|Matthew Henry's Concise Commentary|
22:1-33 Laws concerning the priests and sacrifices. - In this chapter we have divers laws concerning the priests and sacrifices, all for preserving the honour of the sanctuary. Let us recollect with gratitude that our great High Priest cannot be hindered by any thing from the discharge of his office. Let us also remember, that the Lord requires us to reverence his name, his truths, his ordinances, and commandments. Let us beware of hypocrisy, and examine ourselves concerning our sinful defilements, seeking to be purified from them in the blood of Christ, and by his sanctifying Spirit. Whoever attempts to expiate his own sin, or draws near in the pride of self-righteousness, puts as great an affront on Christ, as he who comes to the Lord's table from the gratification of sinful lusts. Nor can the minister who loves the souls of the people, suffer them to continue in this dangerous delusion. He must call upon them, not only to repent of their sins, and forsake them; but to put their whole trust in the atonement of Christ, by faith in his name, for pardon and acceptance with God; thus only will the Lord make them holy, as his own people.

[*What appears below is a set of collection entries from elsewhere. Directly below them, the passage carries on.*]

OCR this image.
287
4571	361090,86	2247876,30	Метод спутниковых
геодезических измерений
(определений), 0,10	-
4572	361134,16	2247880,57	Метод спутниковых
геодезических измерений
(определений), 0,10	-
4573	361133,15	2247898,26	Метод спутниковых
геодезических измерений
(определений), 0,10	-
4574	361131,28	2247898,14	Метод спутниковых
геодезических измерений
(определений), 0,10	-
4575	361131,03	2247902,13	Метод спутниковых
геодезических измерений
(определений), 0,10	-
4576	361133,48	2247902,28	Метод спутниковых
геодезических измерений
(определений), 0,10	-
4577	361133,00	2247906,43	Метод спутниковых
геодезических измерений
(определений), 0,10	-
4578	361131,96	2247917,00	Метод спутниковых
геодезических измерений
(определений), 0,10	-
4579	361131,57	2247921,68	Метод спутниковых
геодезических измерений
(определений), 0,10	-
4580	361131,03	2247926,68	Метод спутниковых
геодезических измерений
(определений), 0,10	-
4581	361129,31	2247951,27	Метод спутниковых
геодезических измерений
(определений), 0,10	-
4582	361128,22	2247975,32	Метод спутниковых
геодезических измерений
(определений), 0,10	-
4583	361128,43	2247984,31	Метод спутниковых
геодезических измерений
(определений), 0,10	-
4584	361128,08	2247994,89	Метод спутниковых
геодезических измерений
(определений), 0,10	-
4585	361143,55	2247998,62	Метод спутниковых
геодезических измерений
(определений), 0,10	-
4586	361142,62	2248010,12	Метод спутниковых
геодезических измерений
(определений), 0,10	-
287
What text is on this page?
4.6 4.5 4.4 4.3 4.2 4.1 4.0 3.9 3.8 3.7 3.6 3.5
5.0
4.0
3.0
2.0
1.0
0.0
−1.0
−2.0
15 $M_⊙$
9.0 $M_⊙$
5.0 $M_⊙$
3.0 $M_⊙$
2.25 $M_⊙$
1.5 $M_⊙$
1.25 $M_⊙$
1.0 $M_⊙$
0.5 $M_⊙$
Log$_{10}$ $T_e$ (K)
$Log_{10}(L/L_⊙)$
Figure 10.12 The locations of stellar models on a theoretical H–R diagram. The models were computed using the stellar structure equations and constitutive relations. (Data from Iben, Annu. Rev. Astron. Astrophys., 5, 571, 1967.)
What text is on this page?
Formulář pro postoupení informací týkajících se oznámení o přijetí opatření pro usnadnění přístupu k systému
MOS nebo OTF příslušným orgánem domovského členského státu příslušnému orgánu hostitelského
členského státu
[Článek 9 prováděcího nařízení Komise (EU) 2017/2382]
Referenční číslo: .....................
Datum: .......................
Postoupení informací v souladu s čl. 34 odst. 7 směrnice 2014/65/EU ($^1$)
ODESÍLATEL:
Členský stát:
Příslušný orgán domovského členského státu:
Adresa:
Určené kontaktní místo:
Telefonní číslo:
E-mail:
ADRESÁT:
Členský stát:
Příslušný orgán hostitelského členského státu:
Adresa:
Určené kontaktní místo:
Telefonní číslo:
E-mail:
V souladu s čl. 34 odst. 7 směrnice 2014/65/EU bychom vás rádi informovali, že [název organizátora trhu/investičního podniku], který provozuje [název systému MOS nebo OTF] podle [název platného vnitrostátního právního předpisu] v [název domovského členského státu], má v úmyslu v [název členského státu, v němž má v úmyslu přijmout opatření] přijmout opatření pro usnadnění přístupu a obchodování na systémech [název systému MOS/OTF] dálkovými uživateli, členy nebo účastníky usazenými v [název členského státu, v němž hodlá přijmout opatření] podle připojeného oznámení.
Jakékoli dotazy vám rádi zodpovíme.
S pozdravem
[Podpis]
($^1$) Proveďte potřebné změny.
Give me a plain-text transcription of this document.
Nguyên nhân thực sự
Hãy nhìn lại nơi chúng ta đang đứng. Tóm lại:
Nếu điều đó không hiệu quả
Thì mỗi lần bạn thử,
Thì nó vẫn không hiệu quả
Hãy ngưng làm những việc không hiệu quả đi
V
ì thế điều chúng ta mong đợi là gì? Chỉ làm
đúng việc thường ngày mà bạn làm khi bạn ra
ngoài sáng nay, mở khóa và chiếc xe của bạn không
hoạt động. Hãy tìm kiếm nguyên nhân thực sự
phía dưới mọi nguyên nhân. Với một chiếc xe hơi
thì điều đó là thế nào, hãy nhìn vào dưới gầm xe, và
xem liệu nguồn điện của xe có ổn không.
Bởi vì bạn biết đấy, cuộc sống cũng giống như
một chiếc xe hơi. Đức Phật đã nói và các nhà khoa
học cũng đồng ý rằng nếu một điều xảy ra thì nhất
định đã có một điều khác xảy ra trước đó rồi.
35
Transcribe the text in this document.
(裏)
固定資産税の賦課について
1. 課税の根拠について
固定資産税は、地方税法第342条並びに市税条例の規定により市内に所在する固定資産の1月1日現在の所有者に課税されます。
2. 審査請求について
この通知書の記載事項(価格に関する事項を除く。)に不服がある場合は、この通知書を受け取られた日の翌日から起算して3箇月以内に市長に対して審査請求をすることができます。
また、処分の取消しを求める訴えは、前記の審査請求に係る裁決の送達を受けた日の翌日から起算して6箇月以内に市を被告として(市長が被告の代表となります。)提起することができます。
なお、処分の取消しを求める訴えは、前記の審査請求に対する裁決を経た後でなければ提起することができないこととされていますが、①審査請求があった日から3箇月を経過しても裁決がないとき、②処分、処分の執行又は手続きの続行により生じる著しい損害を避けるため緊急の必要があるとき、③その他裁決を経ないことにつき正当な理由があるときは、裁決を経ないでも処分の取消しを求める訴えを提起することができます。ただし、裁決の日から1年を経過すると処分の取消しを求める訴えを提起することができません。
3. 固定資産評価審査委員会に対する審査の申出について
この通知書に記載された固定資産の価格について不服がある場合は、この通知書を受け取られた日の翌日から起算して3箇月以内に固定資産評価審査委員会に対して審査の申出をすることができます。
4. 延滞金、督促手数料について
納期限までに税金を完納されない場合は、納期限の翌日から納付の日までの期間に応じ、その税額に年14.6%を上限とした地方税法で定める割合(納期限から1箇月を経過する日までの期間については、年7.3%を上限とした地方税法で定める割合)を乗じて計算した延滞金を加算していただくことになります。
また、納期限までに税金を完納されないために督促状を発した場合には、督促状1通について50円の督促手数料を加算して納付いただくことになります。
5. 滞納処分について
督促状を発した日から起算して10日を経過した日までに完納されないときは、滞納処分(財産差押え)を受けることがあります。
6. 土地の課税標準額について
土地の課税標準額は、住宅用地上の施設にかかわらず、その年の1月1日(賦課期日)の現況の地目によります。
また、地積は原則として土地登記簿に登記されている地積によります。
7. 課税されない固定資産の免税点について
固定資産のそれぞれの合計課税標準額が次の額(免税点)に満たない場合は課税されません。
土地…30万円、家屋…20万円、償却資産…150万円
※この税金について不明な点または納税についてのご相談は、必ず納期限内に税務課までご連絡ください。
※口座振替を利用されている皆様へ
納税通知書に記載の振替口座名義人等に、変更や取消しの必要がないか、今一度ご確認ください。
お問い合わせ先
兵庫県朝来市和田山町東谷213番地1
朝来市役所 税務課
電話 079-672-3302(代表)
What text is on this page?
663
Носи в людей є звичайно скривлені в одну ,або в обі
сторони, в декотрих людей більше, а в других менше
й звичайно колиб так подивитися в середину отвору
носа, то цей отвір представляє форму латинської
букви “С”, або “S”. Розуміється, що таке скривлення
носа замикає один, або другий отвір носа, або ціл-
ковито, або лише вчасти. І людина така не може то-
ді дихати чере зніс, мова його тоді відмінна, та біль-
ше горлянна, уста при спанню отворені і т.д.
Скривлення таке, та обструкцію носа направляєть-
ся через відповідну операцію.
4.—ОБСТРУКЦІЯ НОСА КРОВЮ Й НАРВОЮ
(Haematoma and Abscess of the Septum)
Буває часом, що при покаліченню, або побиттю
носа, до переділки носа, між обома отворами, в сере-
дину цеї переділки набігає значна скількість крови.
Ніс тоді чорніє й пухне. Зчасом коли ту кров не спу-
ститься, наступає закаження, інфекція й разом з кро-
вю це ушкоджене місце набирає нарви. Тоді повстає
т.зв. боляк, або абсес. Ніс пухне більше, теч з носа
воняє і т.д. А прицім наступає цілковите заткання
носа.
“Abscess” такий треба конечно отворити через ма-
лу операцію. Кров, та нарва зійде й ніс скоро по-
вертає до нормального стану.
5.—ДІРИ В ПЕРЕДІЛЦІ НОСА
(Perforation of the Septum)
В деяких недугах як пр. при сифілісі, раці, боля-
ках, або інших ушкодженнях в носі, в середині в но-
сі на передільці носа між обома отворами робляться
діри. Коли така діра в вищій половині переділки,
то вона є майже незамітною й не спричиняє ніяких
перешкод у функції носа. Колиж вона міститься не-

Verses 15, 16. - These verses present some difficulties of construction. The rendering of the Authorized Version is as follows: And they shall not profane the holy things of the children of Israel, which they offer unto the Lord; or suffer them to bear the iniquity of trespass, when they eat their holy things: for I the Lord do sanctify them. If this rendering is accepted, it would mean that the priests are not to profane the holy things by any irregularity on their part as to the eating of them, nor to suffer laymen to incur the guilt of a trespass by eating them. The marginal rendering, which is to be preferred, gives the passage as follows: And they shall not profane the holy things of the children of Israel, which they offer unto the Lord; or lade themselves with the iniquity of trespass in their eating. According to this translation, the meaning would be that laymen (who had been spoken of in the previous verse) should not profane the holy things, or become guilty of a trespass (as defined in verse 15) by eating them. Technically and literally, David was guilty of this trespass in an aggravated form, when he and his followers ate the shewbread at Nob (1 Samuel 21:6), for the shewbread was not only holy, but most holy. But his act is excused by our Lord, on the plea of necessity (Matthew 12:3, 4), even though it was done on the sabbath day (1 Samuel 21:5, margin).
Gill's Exposition of the Entire Bible
And they shall not profane the holy things of the children of Israel, which they offer unto the Lord. By causing or suffering strangers to eat of them; so Jarchi, referring the words to the priests, who should be careful that strangers ate not of sacred things; or by the strangers themselves eating them, whereby they were profaned and used as common things.
Jamieson-Fausset-Brown Bible Commentary
15, 16. they shall not profane the holy things of the children of Israel—There is some difficulty felt in determining to whom "they" refers. The subject of the preceding context being occupied about the priests, it is supposed by some that this relates to them also; and the meaning then is that the whole people would incur guilt through the fault of the priests, if they should defile the sacred offerings, which they would have done had they presented them while under any defilement [Calvin]. According to others, "the children of Israel" is the nominative in the sentence; which thus signifies, the children of Israel shall not profane or defile their offerings, by touching them or reserving any part of them, lest they incur the guilt of eating what is divinely appointed to the priests alone [Calmet].